C'est en 1877 que Louis-François Callinet construisit le dernier "Callinet d'Alsace" encore visible aujourd'hui. [IHOA] [ITOA] [HOIE]

L'orgue de Fréland a failli être posé par les frères Wetzel, mais leur projet de 1873 (avec console latérale, mais plutôt conséquent : II/P 13+7+6j) n'a pas été réalisé. Le devis Callinet date du 17/02/1875 et l'accord du 01/05/1875. [Barth] [PMSRHW]

Louis-François était déjà installé à Vesoul depuis 1872 (le devis est d'ailleurs signé depuis cette ville), mais les ateliers de Rouffach n'étaient pas désaffectés, puisque le contremaître de Claude-Ignace, François Antoine Berger, les avait repris. Ce dernier contribua probablement à la construction de l'orgue de Fréland, au moins en prêtant ses locaux. En tous cas, c'est lui qui s'occupa de déménager l'orgue Chaxel. Voici la composition prévue par le devis (le récit expressif est appelé "positif") : [PMSCALL]

L'orgue fut reçu le 08/09/1877 par G. Kern (Colmar) et Eugène Thomas (Fréland, 06/11/1841 - Ste-Marie-aux-Mines, 11/10/1918 ; alors organiste à Ste-Marie-aux-Mines). [Barth] [PMSCALL]

En 1903, Martin Rinckenbach procéda à ce qui devait à l'origine être un relevage. Mais trois devis furent rédigés (28/06/1903), dont au moins deux correspondant à des transformations. C'est le troisième qui fut retenu. [ITOA] [Barth] [HOIE] [PMSCALL]

Ces travaux incluaient une modification de la Mixture pour en faire une Mixture-tierce progressive, grave (2'2/3) et sans reprises (un rang de 4' commençant à c, les rangs de 2'2/3, 2' et 1'3/5 complets, et une quinte 1'1/3 apparaissant sur f). La pédale étant dépourvue de Soubasse 16', il fut décidé d'y remédier, en utilisant la chape du Clairon (et en décalant). Si la tirasse n'existait pas déjà, elle fut ajoutée à ce moment. Au grand-orgue, il fut décidé d'enrichir les fonds, en remplaçant la Doublette par un Dolce 8'. Le tout était accompagné d'une garantie de 10 ans. [ITOA] [Barth] [HOIE] [PMSCALL]

Les tuyaux de façade ont été réquisitionnés par les autorités le 26/05/1917. [IHOA] [ITOA] [HOIE] [PMSCALL]

La maison Edmond-Alexandre Roethinger fit un relevage, et plaça une nouvelle façade en 1927. Un ventilateur électrique fut aussi installé à cette occasion. (Cela n'avait pas été fait plutôt, parce que l'électricité était souvent coupée le dimanche.) [ITOA] [Barth] [HOIE] [PMSCALL]

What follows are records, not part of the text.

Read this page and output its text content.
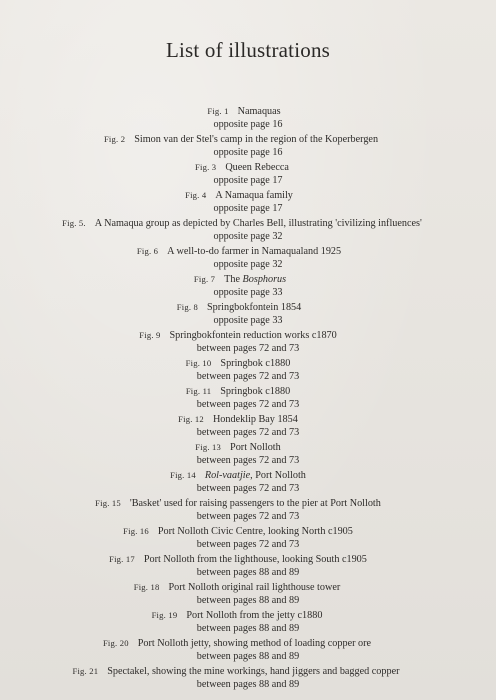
List of illustrations
Fig. 1 Namaquas
opposite page 16
Fig. 2 Simon van der Stel's camp in the region of the Koperbergen
opposite page 16
Fig. 3 Queen Rebecca
opposite page 17
Fig. 4 A Namaqua family
opposite page 17
Fig. 5. A Namaqua group as depicted by Charles Bell, illustrating 'civilizing influences'
opposite page 32
Fig. 6 A well-to-do farmer in Namaqualand 1925
opposite page 32
Fig. 7 The Bosphorus
opposite page 33
Fig. 8 Springbokfontein 1854
opposite page 33
Fig. 9 Springbokfontein reduction works c1870
between pages 72 and 73
Fig. 10 Springbok c1880
between pages 72 and 73
Fig. 11 Springbok c1880
between pages 72 and 73
Fig. 12 Hondeklip Bay 1854
between pages 72 and 73
Fig. 13 Port Nolloth
between pages 72 and 73
Fig. 14 Rol-vaatjie, Port Nolloth
between pages 72 and 73
Fig. 15 'Basket' used for raising passengers to the pier at Port Nolloth
between pages 72 and 73
Fig. 16 Port Nolloth Civic Centre, looking North c1905
between pages 72 and 73
Fig. 17 Port Nolloth from the lighthouse, looking South c1905
between pages 88 and 89
Fig. 18 Port Nolloth original rail lighthouse tower
between pages 88 and 89
Fig. 19 Port Nolloth from the jetty c1880
between pages 88 and 89
Fig. 20 Port Nolloth jetty, showing method of loading copper ore
between pages 88 and 89
Fig. 21 Spectakel, showing the mine workings, hand jiggers and bagged copper
between pages 88 and 89
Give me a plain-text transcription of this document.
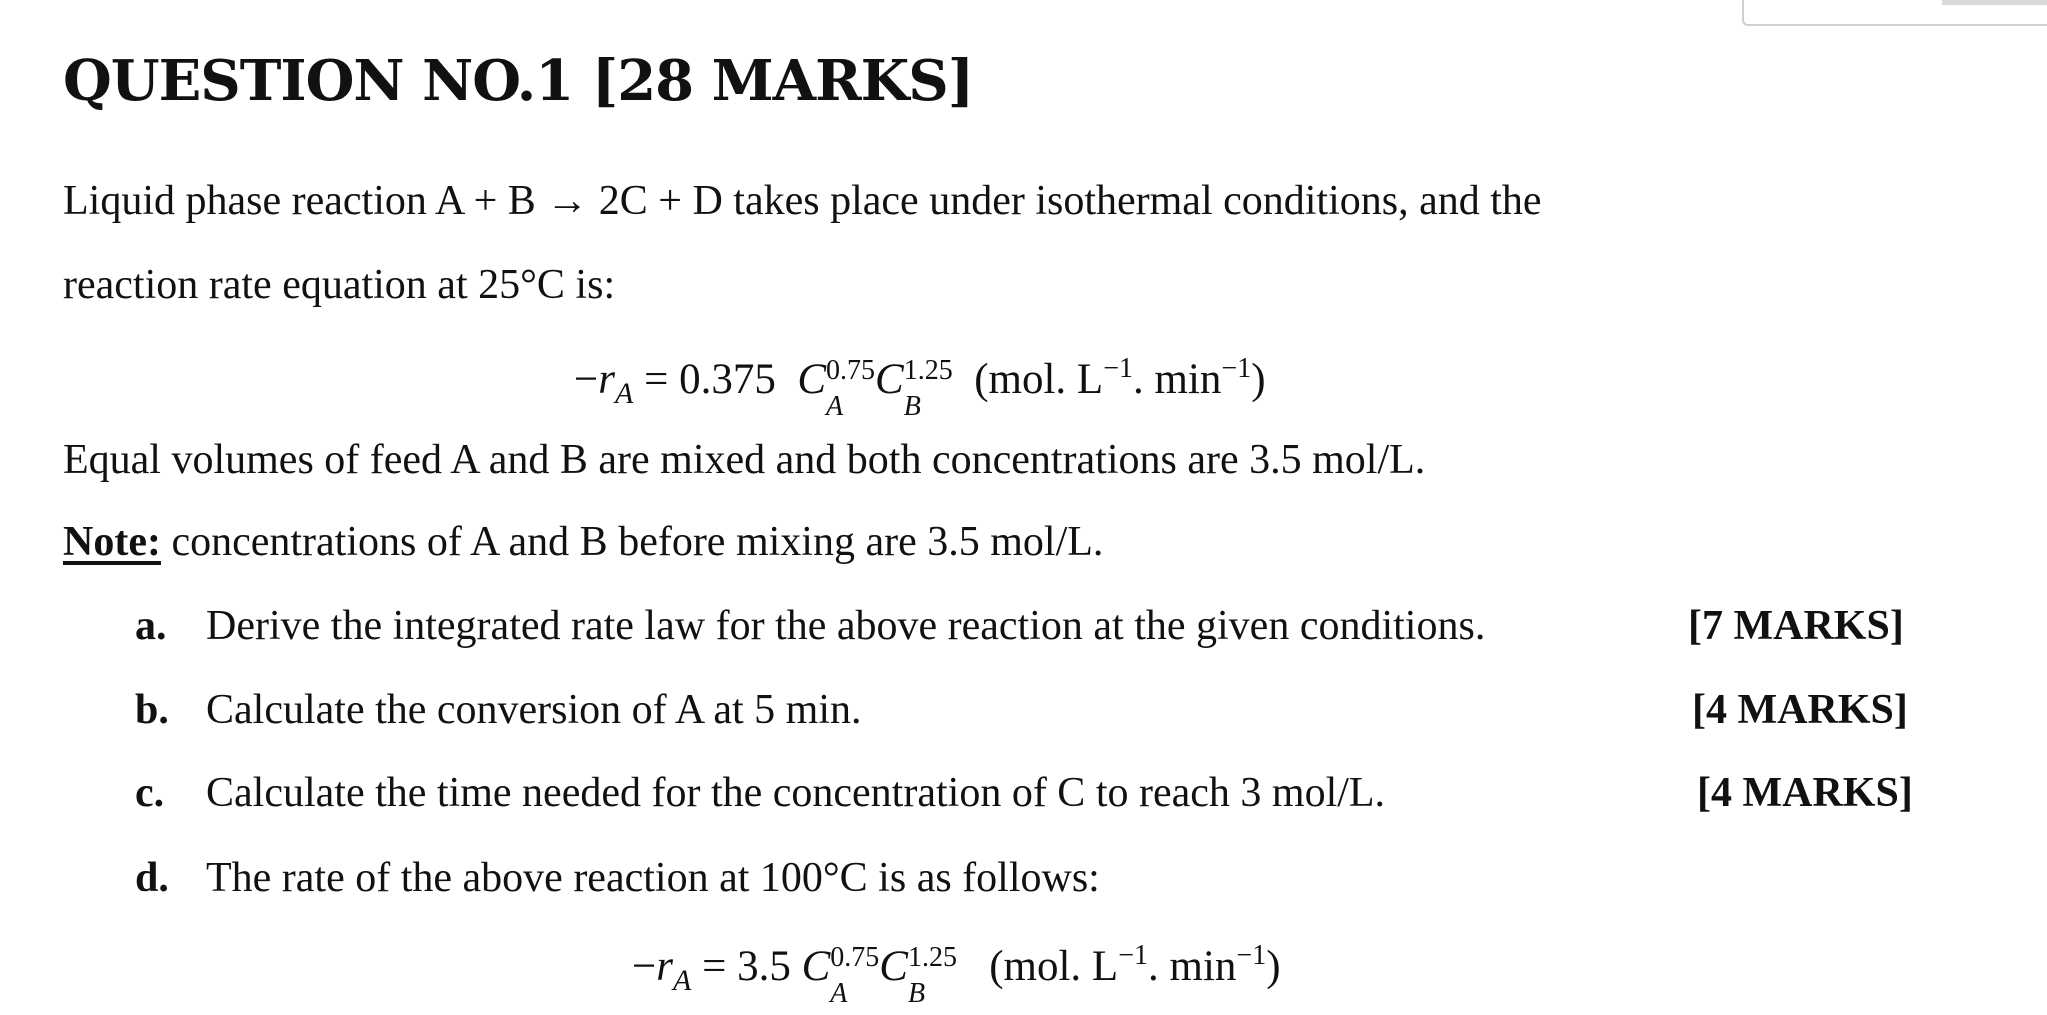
QUESTION NO.1 [28 MARKS]
Liquid phase reaction A + B → 2C + D takes place under isothermal conditions, and the
reaction rate equation at 25°C is:
$-r_A = 0.375$ C 0.75
A
C 1.25
B
(mol. $L^{-1}$. $\min^{-1}$)
Equal volumes of feed A and B are mixed and both concentrations are 3.5 mol/L.
Note: concentrations of A and B before mixing are 3.5 mol/L.
a. Derive the integrated rate law for the above reaction at the given conditions.	[7 MARKS]
b. Calculate the conversion of A at 5 min.	[4 MARKS]
c. Calculate the time needed for the concentration of C to reach 3 mol/L.	[4 MARKS]
d. The rate of the above reaction at 100°C is as follows:
$-r_A = 3.5$ C 0.75
A
C 1.25
B
(mol. $L^{-1}$. $\min^{-1}$)
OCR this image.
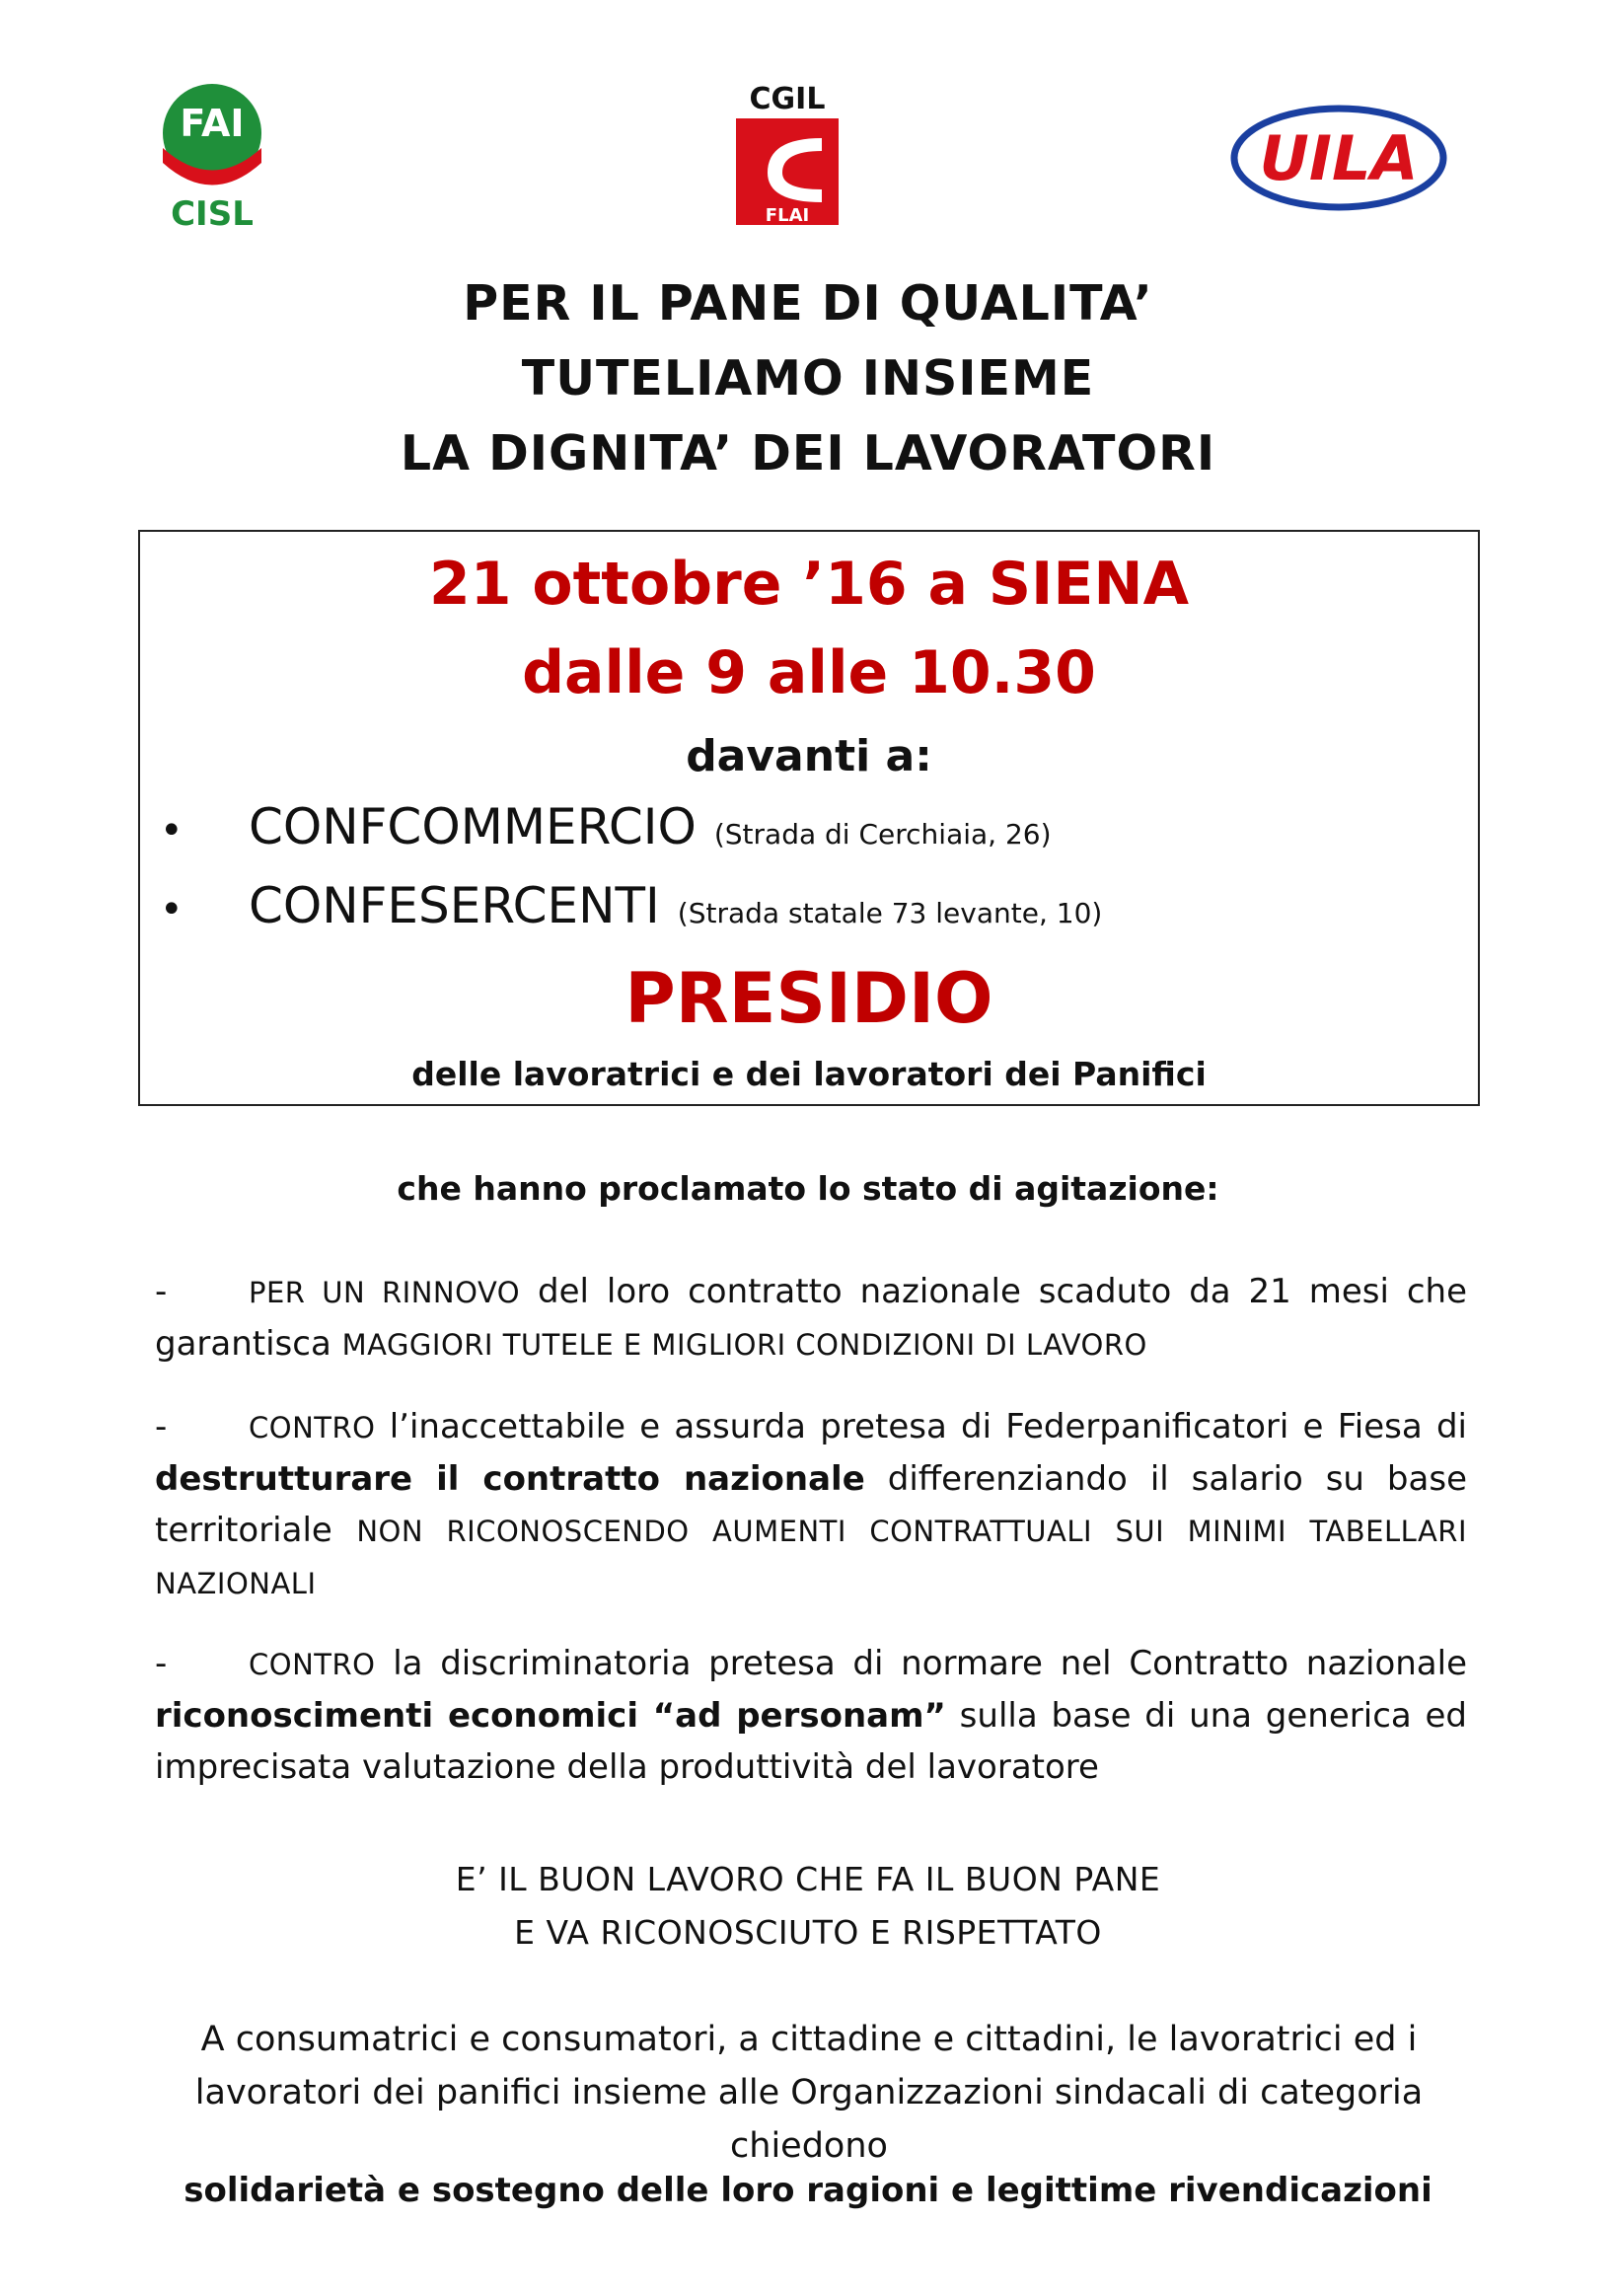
FAI
CISL
CGIL
FLAI
UILA
PER IL PANE DI QUALITA’
TUTELIAMO INSIEME
LA DIGNITA’ DEI LAVORATORI
21 ottobre ’16 a SIENA
dalle 9 alle 10.30
davanti a:
• CONFCOMMERCIO (Strada di Cerchiaia, 26)
• CONFESERCENTI (Strada statale 73 levante, 10)
PRESIDIO
delle lavoratrici e dei lavoratori dei Panifici
che hanno proclamato lo stato di agitazione:
-	PER UN RINNOVO del loro contratto nazionale scaduto da 21 mesi che garantisca MAGGIORI TUTELE E MIGLIORI CONDIZIONI DI LAVORO
-	CONTRO l’inaccettabile e assurda pretesa di Federpanificatori e Fiesa di destrutturare il contratto nazionale differenziando il salario su base territoriale NON RICONOSCENDO AUMENTI CONTRATTUALI SUI MINIMI TABELLARI NAZIONALI
-	CONTRO la discriminatoria pretesa di normare nel Contratto nazionale riconoscimenti economici “ad personam” sulla base di una generica ed imprecisata valutazione della produttività del lavoratore
E’ IL BUON LAVORO CHE FA IL BUON PANE
E VA RICONOSCIUTO E RISPETTATO
A consumatrici e consumatori, a cittadine e cittadini, le lavoratrici ed i lavoratori dei panifici insieme alle Organizzazioni sindacali di categoria
chiedono
solidarietà e sostegno delle loro ragioni e legittime rivendicazioni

Le 06/06/1944, Georges Schwenkedel fit une réparation. [IHOA] [Barth]

En 1966, on demanda à Curt Schwenkedel une nouvelle intervention, qui faillit être une transformation d'envergure, mais fut finalement assez limitée : un Clairon 4 a été posé au récit expressif à la place de la Clarinette à anches libres (Callinet), le Dolce de Rinckenbach fut remplacé par une Doublette. La Soubasse fut conservée. [IHOA] [ITOA] [GBois]

De fait, l'orgue avait été démonté dès 1959, à l'occasion de travaux à l'édifice, et il était prévu de le faire reconstruire totalement, en "néo-classique". L'instrument resta en cet état plusieurs années. Malheureusement, le plafond de l'édifice fut abaissé lors des travaux (en oubliant totalement des conséquences sur l'orgue, qu'elles soient acoustiques ou simplement géométriques). Au remontage, il n'y avait plus assez de hauteur pour les tourelles latérales ! On opta pour une solution radicale : abaisser les tourelles latérales en supprimant le cylindre à la ceinture du buffet (le culot restant en place). Mais cela ne suffisait toujours pas : il fallut aussi en supprimer les contournements. Notons qu'il existe un dessin de Louis-François Callinet montrant le buffet dans son état originel (ou au moins prévu par le devis). [PMSCALL] [ITOA]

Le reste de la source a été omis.